49 CFR § 40.135 - What does the MRO tell the employee at the beginning of the verification interview?
(a) As the MRO, you must tell the employee that the laboratory has determined that the employee's test result was positive, adulterated, substituted, or invalid, as applicable. You must also tell the employee of the drugs for which his or her specimen tested positive, or the basis for the finding of adulteration or substitution.
(c) You must explain that, if further medical evaluation is needed for the verification process, the employee must comply with your request for this evaluation and that failure to do so is equivalent of expressly declining to discuss the test result.
(d) As the MRO, you must warn an employee who has a confirmed positive, adulterated, substituted or invalid result that you are required to provide to third parties drug test result information and medical information affecting the performance of safety-sensitive duties that the employee gives you in the verification process without the employee's consent (see § 40.327).
(1) You must give this warning to the employee before obtaining any medical information as part of the verification process.
(2) For purposes of this paragraph (d), medical information includes information on medications or other substances affecting the performance of safety-sensitive duties that the employee reports using or medical conditions the employee reports having.

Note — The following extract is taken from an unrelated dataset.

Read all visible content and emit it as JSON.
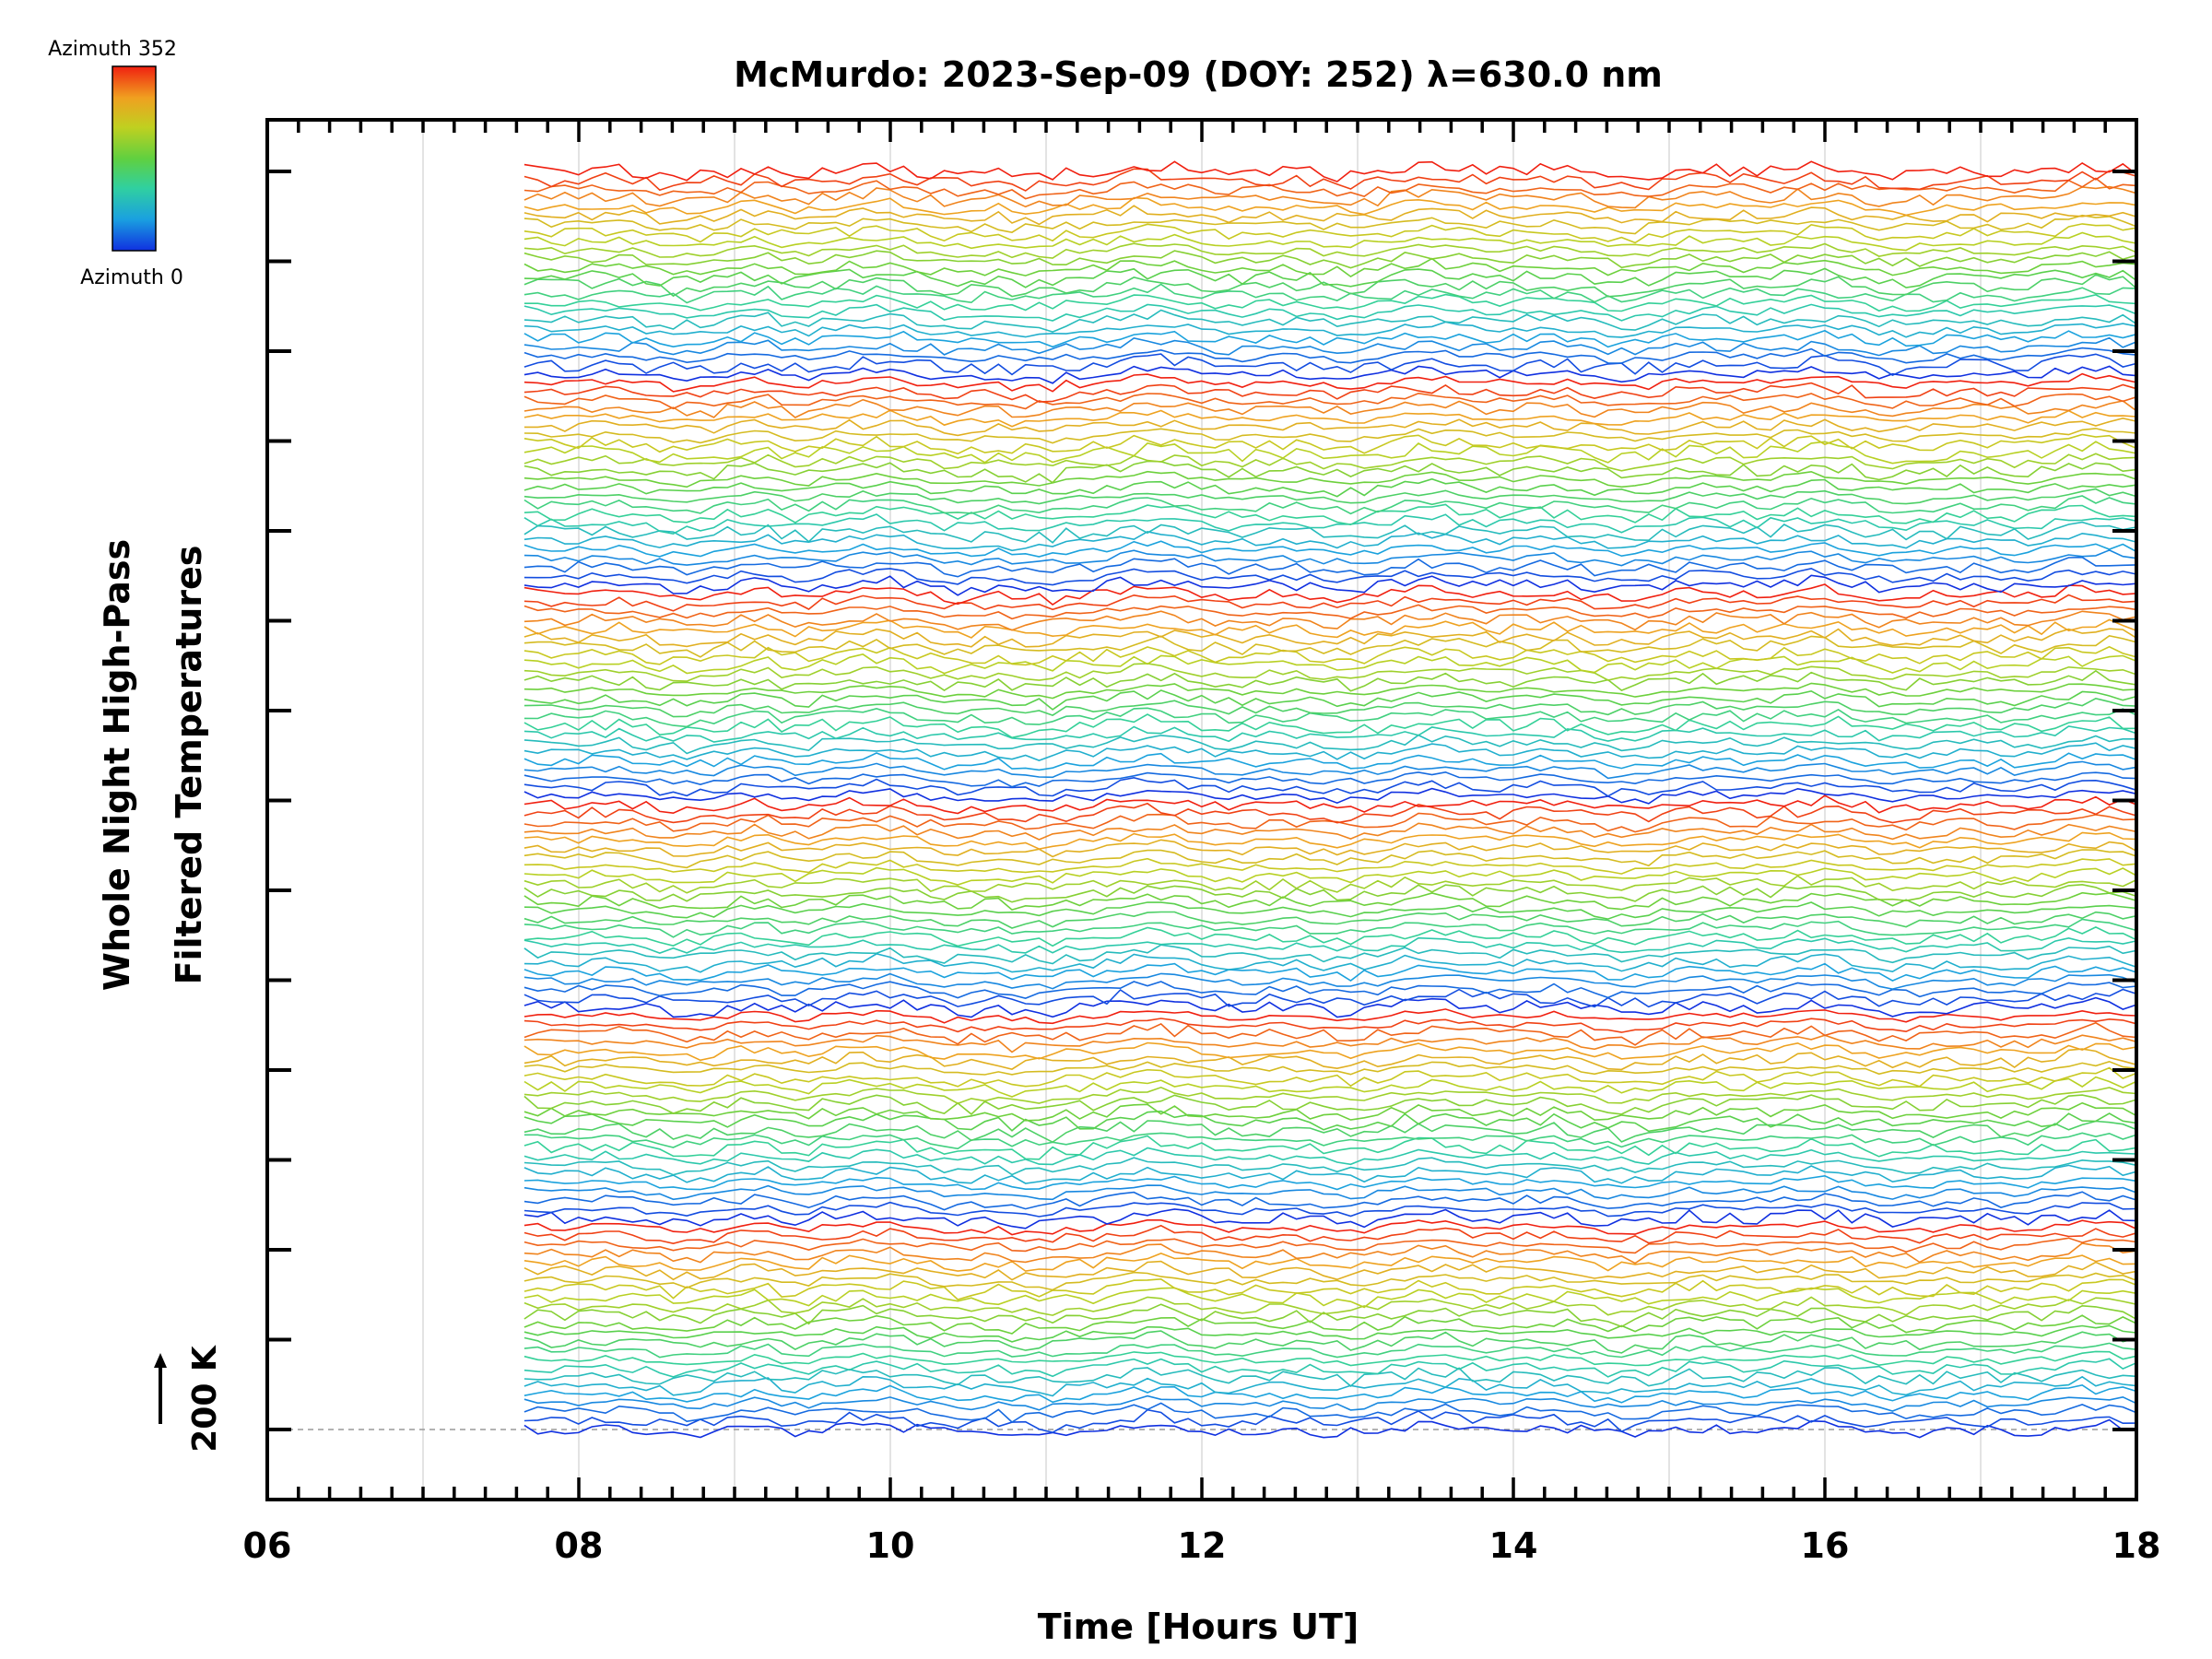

(3) For purposes of this paragraph (d), the persons to whom this information may be provided include the employer, a SAP evaluating the employee as part of the return to duty process (see § 40.293(g)), DOT, another Federal safety agency (e.g., the NTSB), or any state safety agency as required by state law.
(e) You must also advise the employee that, before informing any third party about any medication the employee is using pursuant to a legally valid prescription consistent with the Controlled Substances Act, you will allow 5 business days from the date you report the verified negative result for the employee to have the prescribing physician contact you to determine if the medication can be changed to one that does not make the employee medically unqualified or does not pose a significant safety risk. If, in your reasonable medical judgment, a medical qualification issue or a significant safety risk remains after you communicate with the employee's prescribing physician or after 5 business days, whichever is shorter, you must follow § 40.327. If, as the MRO, you receive information that eliminates the medical qualification issue or significant safety risk, you must transmit this information to any third party to whom you previously provided information under § 40.327.